Another problem with viewing old people as a burden is that aging involves our future selves. Old people are not a disenfranchised minority; they are ourselves in the future. This fact presents a delicious irony: those people with negative views of aging and elderly people have sealed their own future. As Walt Kelly’s comic strip character Pogo remarked on Earth day in 1971, “We have met the enemy and he is us.”

Based on our other myths and misconceptions we erroneously assume that aging will increase our disability and dependency. As a result, we presuppose that the increases in life expectancy will disproportionately magnify the costs of health care and social support. But where is the evidence for this assumption? Countries such as Japan are aging more rapidly than the United States and they are not going bankrupt from the increased “graying” of their population. Healthcare costs depend far more on the mechanisms of care delivery than on the demographics of a population.

Older people are not profligate consumers of healthcare. To be sure elderly people take more prescription drugs, see doctors more often and require more hospitalizations compared to younger people. But these factors do not imply that most of our health care expenditures are aimed at the elderly population. Throughout the history of health care a person’s last illness has always been the most expensive regardless of age.

The key point is that aging does not simply extend latter stages of dependency and incapacity. Rather it is that our health and social systems have not provided adequate opportunities for individual contributions and self expression. A readjustment in our social consciousness is urgently needed as people spend more time in retirement than in childhood and adolescence. We simply cannot afford to squander such valuable human resources.

How a society chooses to organize the division of labor reflects its cultural values and provides great emotional significance to the individual. Currently the status of old people has become strongly ambiguous with changes in the workplace. As the comic strip “Dilbert” reminds me daily, the workplace is not always fair. Job discrimination based on age is illegal, but business reorganizations with mergers, acquisitions and downsizing seem to have a disproportionate effect on older workers.
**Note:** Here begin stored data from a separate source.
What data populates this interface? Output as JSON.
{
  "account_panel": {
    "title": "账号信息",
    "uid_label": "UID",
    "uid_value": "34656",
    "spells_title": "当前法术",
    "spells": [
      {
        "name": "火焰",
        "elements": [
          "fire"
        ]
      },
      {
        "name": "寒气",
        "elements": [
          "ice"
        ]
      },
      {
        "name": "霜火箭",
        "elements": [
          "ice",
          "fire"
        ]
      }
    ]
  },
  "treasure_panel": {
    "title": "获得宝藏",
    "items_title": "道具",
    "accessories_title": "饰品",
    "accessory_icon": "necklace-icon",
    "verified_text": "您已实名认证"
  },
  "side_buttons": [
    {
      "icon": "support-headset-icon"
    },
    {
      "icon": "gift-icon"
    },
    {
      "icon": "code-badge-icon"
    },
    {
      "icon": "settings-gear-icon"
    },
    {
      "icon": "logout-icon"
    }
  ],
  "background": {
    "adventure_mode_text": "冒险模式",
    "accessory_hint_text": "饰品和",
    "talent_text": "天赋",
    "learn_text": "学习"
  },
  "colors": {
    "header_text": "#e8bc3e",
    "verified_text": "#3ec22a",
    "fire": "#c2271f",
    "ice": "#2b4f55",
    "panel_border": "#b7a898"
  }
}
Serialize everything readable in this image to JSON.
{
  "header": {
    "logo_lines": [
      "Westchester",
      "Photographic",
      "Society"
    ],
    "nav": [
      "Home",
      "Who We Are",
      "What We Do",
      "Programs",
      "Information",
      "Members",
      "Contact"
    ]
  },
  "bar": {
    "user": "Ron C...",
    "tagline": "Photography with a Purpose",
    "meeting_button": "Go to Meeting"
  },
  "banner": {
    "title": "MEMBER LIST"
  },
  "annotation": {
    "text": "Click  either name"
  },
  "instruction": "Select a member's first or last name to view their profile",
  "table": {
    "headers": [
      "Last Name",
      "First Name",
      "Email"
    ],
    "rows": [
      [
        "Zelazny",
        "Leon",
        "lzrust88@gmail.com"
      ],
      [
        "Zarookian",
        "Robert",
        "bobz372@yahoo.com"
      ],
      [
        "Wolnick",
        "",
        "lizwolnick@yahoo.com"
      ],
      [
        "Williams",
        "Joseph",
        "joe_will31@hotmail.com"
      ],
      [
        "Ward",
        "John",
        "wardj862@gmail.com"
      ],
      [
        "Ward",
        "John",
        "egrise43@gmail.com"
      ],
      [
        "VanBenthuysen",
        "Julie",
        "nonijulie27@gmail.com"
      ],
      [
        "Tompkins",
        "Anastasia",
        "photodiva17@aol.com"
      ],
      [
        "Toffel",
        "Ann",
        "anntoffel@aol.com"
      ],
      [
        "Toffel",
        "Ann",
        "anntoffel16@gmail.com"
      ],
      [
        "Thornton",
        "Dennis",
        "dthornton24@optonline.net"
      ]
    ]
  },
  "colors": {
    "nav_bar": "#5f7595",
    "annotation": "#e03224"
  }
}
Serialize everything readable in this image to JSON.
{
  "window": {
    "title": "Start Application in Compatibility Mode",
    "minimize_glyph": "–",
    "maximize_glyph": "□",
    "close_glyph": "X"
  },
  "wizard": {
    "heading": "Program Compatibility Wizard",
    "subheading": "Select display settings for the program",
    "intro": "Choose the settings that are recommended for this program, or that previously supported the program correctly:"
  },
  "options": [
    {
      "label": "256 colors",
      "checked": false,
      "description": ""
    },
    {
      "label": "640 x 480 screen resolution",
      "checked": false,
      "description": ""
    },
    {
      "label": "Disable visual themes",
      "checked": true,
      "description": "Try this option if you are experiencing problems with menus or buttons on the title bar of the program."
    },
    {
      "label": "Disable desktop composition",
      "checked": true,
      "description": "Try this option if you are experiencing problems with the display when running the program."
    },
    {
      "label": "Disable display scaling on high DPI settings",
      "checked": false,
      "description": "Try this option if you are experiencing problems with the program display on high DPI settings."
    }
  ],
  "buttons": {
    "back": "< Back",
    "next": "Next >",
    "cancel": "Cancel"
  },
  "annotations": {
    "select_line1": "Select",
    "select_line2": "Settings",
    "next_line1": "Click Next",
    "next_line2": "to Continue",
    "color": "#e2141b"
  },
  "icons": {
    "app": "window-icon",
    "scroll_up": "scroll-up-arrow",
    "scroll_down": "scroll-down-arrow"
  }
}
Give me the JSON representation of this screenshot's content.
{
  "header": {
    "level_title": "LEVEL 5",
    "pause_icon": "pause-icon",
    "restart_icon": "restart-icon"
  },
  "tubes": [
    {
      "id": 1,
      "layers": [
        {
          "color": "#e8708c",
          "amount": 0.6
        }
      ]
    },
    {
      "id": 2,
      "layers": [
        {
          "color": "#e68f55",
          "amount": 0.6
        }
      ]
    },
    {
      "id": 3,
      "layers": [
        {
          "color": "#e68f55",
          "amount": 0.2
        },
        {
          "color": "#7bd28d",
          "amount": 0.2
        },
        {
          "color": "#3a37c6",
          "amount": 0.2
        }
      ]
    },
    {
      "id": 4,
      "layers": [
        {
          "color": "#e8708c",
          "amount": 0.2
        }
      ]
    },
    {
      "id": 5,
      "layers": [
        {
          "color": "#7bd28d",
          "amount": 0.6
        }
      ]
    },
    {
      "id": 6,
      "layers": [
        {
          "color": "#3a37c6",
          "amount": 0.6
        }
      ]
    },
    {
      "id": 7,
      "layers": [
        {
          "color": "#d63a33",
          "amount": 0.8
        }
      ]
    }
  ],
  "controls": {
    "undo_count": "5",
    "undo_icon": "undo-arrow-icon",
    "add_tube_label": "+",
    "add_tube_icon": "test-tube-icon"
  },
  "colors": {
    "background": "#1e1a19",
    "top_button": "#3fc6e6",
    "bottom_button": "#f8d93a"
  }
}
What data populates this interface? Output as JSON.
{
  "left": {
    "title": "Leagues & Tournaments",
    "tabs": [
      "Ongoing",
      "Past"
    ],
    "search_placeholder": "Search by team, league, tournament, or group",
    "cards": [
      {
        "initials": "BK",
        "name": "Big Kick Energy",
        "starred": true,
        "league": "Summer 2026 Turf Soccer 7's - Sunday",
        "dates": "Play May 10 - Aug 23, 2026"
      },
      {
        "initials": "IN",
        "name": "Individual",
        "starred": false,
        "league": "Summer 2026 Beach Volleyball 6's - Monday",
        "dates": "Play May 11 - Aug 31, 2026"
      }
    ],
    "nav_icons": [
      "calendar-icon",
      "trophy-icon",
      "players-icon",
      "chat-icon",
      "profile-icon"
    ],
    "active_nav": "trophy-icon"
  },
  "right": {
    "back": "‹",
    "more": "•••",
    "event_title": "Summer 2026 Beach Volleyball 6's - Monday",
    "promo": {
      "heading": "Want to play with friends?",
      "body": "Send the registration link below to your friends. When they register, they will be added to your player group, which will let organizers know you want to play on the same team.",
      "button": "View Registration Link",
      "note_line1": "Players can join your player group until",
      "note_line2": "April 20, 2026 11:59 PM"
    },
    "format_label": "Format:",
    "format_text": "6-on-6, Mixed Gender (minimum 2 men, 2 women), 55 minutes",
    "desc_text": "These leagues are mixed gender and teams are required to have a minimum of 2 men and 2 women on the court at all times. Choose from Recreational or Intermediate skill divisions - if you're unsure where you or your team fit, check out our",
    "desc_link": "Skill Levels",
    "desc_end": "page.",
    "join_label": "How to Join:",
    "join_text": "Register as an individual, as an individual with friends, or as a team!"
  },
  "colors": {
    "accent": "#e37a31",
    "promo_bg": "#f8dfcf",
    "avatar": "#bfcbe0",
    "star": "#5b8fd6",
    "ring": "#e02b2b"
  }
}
Should mandatory retirement ever be based on age? An irony is that in several instances older airline pilots just weeks before mandatory retirement have successfully avoided major disasters. Another irony is that a significant number of the most powerful people in the world, U.S. Senators and Congressman, Supreme Court Justices, foreign heads of state and military and religious leaders are of such advanced age that they would be forced to retire from many U.S. corporations.

The satisfactions from work are central to self-definition, self-esteem and social status. Our views of meaningful contributions after retirement are too narrow when individuals seem valuable to society only as long as they are profitable. People who accept this belief deny themselves and generate much future distress in their lives. As we refine our abilities to split atoms and tinker with our stem cells and our DNA we need the voices of capable, experienced workers, leaders and thinkers. Perhaps the aging workers of our society are not a social luxury but are a cultural necessity.